This notebook demonstrates how to train a screen classification model on the Enrico dataset. Screen classification classifies a whole screen into one of 20 possible screen categories such as `media player` or `login`

In [6]:
import os

from screenclassification.ui_datasets import *
from screenclassification.ui_models import *
from pytorch_lightning import Trainer
from pytorch_lightning.callbacks import *

from torch import nn
import torch
import datetime
from pytorch_lightning.loggers import TensorBoardLogger
import os

import torchvision.models as models

The history saving thread hit an unexpected error (OperationalError('attempt to write a readonly database')).History will not be written to the database.


In [7]:
ARTIFACT_DIR = "checkpoints_screenclassification_imagenet-enrico"
CHECK_INTERVAL_STEPS = 8000

if not os.path.exists(ARTIFACT_DIR):
    os.makedirs(ARTIFACT_DIR)

In [8]:
logger = TensorBoardLogger(ARTIFACT_DIR)

## Create the data module

This model uses the Enrico dataset (Thanks Luis!) which provides a high quality dataset of UI screens for topic modeling, or screen categorization. Enrico classifies screens into categories such as `login`, `maps`, `media player`, etc. See more about the dataset here -https://userinterfaces.aalto.fi/enrico/

In [9]:
data = EnricoDataModule()

## Instantiate the model class. 

The screen classifier uses a resnet50 base model - documented here: https://pytorch.org/vision/main/models/generated/torchvision.models.resnet50.html

The ResNet model is based on the Deep Residual Learning for Image Recognition paper. It is an image classification model which we will train to recognize screen types from an input screenshot. We will use the pretrained model with weights pretrained on the ImageNet data. Then we add another layer to the output to map to the correct number of screen category classes. You can find a full list of classification models here: https://pytorch.org/vision/main/models.html#classification. To use some of these, you will likely need to modify the model definitions in the `__init__` function of `UIScreenClassifier`. 
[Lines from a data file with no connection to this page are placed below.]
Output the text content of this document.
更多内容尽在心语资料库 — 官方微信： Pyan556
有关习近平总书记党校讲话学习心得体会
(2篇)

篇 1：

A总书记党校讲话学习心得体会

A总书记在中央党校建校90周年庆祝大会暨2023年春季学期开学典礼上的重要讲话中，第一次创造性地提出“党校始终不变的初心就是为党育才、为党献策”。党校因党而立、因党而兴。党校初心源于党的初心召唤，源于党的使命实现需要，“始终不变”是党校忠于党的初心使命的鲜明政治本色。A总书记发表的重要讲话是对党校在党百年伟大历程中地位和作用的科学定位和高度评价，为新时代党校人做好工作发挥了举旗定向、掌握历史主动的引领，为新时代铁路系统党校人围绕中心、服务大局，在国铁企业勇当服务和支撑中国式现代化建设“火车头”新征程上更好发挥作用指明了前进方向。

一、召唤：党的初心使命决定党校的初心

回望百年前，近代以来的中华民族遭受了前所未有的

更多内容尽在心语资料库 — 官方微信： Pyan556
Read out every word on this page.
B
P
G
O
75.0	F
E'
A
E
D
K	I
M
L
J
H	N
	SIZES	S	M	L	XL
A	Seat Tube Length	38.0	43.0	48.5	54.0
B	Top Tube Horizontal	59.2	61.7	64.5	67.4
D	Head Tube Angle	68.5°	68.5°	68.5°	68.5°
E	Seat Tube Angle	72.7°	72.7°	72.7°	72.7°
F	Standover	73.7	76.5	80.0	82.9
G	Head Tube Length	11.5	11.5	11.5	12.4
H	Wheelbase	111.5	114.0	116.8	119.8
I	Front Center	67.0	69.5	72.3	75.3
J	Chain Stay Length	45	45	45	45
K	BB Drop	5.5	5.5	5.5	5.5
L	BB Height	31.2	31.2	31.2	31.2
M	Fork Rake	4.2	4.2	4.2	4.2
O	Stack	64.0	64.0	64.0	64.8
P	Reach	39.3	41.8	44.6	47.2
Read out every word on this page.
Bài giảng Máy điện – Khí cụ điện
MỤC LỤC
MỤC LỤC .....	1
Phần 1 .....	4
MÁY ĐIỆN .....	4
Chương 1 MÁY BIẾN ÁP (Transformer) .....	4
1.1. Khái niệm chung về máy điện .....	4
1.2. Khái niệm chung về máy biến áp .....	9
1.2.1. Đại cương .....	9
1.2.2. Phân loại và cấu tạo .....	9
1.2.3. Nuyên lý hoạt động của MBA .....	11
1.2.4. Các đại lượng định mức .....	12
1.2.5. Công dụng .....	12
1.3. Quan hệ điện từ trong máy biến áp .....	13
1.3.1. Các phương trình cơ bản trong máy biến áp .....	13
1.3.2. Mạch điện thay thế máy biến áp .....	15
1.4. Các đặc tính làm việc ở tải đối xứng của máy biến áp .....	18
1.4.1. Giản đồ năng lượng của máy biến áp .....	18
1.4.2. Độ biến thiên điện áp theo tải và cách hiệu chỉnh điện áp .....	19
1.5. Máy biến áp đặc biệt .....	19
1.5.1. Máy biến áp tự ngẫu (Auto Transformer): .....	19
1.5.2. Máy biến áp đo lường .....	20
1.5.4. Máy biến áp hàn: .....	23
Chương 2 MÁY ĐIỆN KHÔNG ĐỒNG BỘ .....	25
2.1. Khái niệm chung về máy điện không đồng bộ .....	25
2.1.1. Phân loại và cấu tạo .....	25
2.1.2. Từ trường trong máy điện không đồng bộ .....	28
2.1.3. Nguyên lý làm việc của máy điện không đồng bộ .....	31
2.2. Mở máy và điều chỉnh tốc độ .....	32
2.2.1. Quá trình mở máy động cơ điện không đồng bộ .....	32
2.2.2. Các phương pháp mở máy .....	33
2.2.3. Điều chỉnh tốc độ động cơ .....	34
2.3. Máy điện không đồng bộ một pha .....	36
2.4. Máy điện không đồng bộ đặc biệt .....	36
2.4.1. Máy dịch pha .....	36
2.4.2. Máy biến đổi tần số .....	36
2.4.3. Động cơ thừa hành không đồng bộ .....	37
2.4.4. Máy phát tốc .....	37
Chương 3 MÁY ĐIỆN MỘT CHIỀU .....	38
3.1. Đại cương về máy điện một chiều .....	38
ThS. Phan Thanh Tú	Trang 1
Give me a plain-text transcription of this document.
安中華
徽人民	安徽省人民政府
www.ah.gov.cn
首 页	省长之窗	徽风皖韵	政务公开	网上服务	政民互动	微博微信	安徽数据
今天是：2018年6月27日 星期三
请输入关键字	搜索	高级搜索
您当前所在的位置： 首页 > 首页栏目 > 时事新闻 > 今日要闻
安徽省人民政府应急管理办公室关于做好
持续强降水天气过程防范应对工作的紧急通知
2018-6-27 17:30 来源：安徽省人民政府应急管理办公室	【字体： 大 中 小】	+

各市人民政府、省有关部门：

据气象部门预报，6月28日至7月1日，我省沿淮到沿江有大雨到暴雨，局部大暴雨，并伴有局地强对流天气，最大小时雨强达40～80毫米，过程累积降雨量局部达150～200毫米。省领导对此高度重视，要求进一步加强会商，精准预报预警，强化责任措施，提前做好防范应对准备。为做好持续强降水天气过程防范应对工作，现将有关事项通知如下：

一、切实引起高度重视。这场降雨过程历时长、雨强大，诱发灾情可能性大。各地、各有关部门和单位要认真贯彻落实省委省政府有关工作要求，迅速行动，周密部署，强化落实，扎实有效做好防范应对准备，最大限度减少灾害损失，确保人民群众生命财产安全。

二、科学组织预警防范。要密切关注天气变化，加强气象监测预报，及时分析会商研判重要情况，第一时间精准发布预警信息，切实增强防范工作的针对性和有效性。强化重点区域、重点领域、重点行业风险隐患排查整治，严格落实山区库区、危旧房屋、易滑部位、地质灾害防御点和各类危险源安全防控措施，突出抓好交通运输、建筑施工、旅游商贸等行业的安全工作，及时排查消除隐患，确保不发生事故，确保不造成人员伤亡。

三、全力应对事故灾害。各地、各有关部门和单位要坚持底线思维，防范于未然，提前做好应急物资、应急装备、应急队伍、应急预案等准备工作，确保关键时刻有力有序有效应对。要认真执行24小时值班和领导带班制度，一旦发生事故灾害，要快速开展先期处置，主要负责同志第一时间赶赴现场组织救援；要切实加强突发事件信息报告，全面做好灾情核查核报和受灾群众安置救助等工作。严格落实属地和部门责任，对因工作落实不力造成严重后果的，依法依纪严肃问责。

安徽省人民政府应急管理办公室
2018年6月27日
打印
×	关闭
model = UIScreenClassifier(num_classes=20, arch="resnet50pretrained")

In [13]:
print("***********************************")
print("checkpoints: " + str(os.listdir(ARTIFACT_DIR)))
print("***********************************")

checkpoint_callback = ModelCheckpoint(dirpath=ARTIFACT_DIR, every_n_train_steps=CHECK_INTERVAL_STEPS, save_last=True)
checkpoint_callback2 = ModelCheckpoint(dirpath=ARTIFACT_DIR, filename= "screenclassification", monitor="f1_weighted", mode="max", save_top_k=1)
earlystopping_callback = EarlyStopping(monitor="f1_weighted", mode="max", patience=20)

***********************************
checkpoints: []
***********************************


In [14]:
trainer = Trainer(
    accelerator='cpu',
    gradient_clip_val=1.0,
    callbacks=[checkpoint_callback, checkpoint_callback2, earlystopping_callback],
    logger=logger,
    accumulate_grad_batches=2,
    min_epochs=10, 
    max_epochs=100
)

GPU available: True (mps), used: False
TPU available: False, using: 0 TPU cores
IPU available: False, using: 0 IPUs
HPU available: False, using: 0 HPUs
  rank_zero_warn(


In [15]:
trainer.fit(model, data)

Missing logger folder: checkpoints_screenclassification_imagenet-enrico/lightning_logs

  | Name     | Type       | Params
----------------------------------------
0 | model    | ResNet     | 23.5 M
1 | conv_cls | Sequential | 368 K 
----------------------------------------
23.9 M    Trainable params
0         Non-trainable params
23.9 M    Total params
95.458    Total estimated model params size (MB)


Sanity Checking: 0it [00:00, ?it/s]

{'f1_macro': 0.028708133971291863, 'f1_micro': 0.1875, 'f1_weighted': 0.05921052631578947}


Training: 0it [00:00, ?it/s]

  rank_zero_warn("Detected KeyboardInterrupt, attempting graceful shutdown...")


Instead of `mAP` like when you trained the UIElementDetector, this model uses 3 f1 scores. `f1_macro` takes the mean of all the per class `F1` scores. `f1_micro1` computes a global average F1 score by counting the sums of the True Positives (TP), False Negatives (FN), and False Positives (FP) and feeding them into the F1 score equation. Finally `f1_weighted` takes the mean of all per-class F1 scores while weighting them by the number of actual occurrences of the class in the dataset. Ideally, you would want to see all of these metrics continue increasing as the model trains.